The cost of your Medicare premiums is determined by your Modified Adjusted Gross Income (MAGI), which includes the size of your conversions, on your tax return from 2 years prior to paying your Medicare premiums. Your first Medicare premiums at age 65 will be determined by your income the year you turned 63. Your age 66 premium depends on you age 64 MAGI, etc.

IRMAA, Income-Related Monthly Adjustment Amount, was brought into the conversation yesterday by Golden Sunsets.

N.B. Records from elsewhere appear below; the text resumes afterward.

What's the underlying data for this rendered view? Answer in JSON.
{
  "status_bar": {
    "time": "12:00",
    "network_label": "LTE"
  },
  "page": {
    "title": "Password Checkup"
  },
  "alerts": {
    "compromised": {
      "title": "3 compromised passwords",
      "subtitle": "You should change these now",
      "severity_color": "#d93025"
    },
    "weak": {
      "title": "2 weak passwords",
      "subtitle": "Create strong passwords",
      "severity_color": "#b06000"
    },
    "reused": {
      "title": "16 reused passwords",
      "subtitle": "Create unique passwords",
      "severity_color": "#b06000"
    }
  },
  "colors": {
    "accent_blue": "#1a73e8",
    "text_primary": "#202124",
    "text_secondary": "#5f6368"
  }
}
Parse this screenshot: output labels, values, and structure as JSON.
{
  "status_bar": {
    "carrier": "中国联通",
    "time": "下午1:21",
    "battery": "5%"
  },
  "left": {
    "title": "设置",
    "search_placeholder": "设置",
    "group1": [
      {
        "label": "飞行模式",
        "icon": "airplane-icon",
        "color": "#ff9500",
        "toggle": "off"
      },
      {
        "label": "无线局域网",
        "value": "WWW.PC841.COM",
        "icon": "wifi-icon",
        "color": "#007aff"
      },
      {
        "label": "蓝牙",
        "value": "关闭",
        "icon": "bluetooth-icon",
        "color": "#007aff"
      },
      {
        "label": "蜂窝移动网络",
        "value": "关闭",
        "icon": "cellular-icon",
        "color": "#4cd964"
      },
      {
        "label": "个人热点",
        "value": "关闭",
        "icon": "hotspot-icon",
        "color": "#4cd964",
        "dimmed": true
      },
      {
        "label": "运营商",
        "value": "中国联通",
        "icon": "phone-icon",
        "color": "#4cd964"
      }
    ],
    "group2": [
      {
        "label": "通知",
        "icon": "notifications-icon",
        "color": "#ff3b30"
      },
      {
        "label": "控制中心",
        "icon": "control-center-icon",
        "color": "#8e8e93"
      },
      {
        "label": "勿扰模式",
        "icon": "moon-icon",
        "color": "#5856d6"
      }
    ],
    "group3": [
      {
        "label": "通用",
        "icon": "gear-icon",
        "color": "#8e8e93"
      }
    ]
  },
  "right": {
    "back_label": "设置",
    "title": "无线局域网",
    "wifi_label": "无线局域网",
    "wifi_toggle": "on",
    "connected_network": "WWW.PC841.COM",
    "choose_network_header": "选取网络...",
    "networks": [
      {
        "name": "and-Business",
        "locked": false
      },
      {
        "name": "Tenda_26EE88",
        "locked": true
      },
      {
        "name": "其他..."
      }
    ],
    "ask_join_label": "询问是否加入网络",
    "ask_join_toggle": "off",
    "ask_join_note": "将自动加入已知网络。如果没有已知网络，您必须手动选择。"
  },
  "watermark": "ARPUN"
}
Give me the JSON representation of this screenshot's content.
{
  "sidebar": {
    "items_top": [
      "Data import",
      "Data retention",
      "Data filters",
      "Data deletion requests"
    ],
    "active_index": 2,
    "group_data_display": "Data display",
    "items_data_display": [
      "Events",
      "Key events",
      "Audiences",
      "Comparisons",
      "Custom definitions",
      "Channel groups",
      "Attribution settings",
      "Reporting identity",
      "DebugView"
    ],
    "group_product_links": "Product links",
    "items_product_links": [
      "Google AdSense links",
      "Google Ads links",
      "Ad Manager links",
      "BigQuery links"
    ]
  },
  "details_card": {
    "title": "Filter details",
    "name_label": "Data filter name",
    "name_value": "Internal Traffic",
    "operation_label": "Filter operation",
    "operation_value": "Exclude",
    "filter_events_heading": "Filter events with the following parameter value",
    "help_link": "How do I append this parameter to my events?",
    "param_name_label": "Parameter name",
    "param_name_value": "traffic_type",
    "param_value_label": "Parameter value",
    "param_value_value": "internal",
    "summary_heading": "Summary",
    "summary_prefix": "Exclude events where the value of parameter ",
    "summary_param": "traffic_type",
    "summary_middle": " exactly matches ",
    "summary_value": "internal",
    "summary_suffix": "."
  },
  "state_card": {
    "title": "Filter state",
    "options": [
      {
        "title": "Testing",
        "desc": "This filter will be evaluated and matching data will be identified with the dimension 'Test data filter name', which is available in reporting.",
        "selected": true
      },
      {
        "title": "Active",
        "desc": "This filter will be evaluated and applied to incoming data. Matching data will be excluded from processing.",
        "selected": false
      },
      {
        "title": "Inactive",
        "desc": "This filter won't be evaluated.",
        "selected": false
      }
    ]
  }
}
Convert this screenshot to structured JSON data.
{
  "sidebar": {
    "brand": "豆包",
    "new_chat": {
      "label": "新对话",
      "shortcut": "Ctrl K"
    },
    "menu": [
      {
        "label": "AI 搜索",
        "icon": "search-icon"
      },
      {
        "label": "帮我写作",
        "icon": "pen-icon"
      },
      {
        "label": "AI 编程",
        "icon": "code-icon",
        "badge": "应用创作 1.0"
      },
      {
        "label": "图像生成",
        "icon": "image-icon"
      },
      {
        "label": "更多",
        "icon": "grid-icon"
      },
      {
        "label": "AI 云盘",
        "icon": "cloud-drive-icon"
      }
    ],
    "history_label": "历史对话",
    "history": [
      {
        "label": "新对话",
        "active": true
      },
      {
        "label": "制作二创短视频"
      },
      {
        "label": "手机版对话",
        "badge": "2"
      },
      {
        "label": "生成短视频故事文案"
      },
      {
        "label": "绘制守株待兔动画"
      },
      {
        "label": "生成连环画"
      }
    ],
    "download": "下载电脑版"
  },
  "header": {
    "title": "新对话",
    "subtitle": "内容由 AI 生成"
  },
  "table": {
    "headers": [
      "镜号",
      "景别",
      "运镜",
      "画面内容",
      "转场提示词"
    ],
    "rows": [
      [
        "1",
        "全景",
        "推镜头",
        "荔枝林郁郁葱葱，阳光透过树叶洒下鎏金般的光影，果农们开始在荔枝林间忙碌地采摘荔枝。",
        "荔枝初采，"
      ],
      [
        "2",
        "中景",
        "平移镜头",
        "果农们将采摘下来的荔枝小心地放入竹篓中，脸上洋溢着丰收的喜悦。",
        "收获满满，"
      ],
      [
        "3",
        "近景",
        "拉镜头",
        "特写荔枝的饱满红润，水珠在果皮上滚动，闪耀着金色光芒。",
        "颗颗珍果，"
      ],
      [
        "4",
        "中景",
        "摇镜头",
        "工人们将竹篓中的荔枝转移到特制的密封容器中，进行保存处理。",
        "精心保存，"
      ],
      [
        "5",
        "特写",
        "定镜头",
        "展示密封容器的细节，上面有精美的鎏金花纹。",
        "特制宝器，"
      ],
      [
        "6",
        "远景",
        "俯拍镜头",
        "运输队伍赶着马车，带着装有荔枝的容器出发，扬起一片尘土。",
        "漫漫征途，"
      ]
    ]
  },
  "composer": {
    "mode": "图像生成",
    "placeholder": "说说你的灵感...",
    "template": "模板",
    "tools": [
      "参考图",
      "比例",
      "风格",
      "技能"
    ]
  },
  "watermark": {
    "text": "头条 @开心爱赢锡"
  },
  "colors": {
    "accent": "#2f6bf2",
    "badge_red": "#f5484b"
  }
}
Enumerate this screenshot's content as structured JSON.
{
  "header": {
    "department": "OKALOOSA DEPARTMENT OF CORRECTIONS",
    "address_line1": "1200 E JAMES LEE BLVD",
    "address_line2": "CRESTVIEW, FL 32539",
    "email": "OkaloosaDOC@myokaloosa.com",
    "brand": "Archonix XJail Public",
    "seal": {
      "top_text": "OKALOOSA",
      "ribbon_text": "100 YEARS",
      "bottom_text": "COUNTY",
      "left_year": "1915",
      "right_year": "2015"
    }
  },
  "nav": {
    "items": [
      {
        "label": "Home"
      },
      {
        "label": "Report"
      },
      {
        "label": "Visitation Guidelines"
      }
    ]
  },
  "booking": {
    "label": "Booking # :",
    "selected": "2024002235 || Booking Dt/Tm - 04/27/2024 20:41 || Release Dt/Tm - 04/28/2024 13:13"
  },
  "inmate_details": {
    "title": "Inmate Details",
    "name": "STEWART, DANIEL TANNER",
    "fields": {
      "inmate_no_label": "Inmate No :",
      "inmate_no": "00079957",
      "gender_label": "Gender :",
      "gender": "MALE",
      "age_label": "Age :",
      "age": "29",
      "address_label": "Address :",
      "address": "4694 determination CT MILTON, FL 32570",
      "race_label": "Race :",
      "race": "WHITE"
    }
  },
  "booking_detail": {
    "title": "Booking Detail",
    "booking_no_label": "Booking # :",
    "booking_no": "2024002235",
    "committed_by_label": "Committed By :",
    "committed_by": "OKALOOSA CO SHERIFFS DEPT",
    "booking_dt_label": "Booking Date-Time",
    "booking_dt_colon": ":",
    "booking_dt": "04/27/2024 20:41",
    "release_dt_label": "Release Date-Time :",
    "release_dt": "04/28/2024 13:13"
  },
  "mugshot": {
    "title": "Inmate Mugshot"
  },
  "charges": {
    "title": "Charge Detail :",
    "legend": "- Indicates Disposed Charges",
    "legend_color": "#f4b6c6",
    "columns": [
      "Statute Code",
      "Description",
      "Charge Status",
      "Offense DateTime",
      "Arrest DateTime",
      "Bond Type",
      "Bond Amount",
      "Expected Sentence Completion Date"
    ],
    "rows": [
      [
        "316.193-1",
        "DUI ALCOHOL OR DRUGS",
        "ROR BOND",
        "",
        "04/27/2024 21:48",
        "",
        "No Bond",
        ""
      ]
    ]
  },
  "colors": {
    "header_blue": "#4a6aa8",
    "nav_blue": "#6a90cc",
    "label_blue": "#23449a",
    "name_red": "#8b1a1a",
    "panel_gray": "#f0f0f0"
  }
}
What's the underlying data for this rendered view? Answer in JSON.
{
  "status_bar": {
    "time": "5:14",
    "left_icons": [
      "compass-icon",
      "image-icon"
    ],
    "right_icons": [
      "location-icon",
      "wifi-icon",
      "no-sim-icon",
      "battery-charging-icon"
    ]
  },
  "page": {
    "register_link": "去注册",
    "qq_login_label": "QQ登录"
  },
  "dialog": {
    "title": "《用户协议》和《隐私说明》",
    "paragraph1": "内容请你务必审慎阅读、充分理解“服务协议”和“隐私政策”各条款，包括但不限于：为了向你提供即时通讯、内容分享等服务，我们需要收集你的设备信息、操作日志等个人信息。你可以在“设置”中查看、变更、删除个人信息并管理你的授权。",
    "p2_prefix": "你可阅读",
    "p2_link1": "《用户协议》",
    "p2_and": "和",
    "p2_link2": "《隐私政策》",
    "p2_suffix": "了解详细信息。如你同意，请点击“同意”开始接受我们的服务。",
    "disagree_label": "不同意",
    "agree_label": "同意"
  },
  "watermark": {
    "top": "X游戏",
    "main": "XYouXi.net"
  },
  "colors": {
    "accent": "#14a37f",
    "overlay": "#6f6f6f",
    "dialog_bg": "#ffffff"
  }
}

Not sure what IIRMA stands for!
 
Maybe I should have included “of your” to be more specific! I wasn’t talking about the conversion of your entire IRA to Roth. I was giving an example with nice round numbers so no-one needs to get out there calculators. So change “If you have $30,000 in your IRA” to “If you want to convert $30,000 of your IRA”.
OK!

And, yes, you should do partial Roth conversions. One of the biggest things you can do is to do as much conversion “as you can afford” within the MAGI limits. . . .

My original post said:

The cost of your Medicare premiums is determined by your Modified Adjusted Gross Income (MAGI), which includes the size of your conversions, on your tax return from 2 years prior to paying your Medicare premiums. Your first Medicare premiums at age 65 will be determined by your income the year you turned 63. Your age 66 premium depends on you age 64 MAGI, etc.

IRMAA, Income-Related Monthly Adjustment Amount, was brought into the conversation yesterday by Golden Sunsets.

Not sure what IIRMA stands for!

IIRMA is the process you defined in the paragraph that begins "The cost of your Medicare premiums" above.

So we both are saying the same thing. Any conversions to a Roth IRA requires considering the total impact of the conversion to your MAGI, because, your Medicare premium is based on the MAGI two years before the current one AND if you exceed the maximum MAGI allowable your Medicare premiums will increase following the IIRMA rule.

:) Rita
 
Which is the reason for the title of this thread, “Age 62 Conversions”. The conversions you do the year you turn 62 are the last conversions you can do without worrying about how they will effect your Medicare premiums.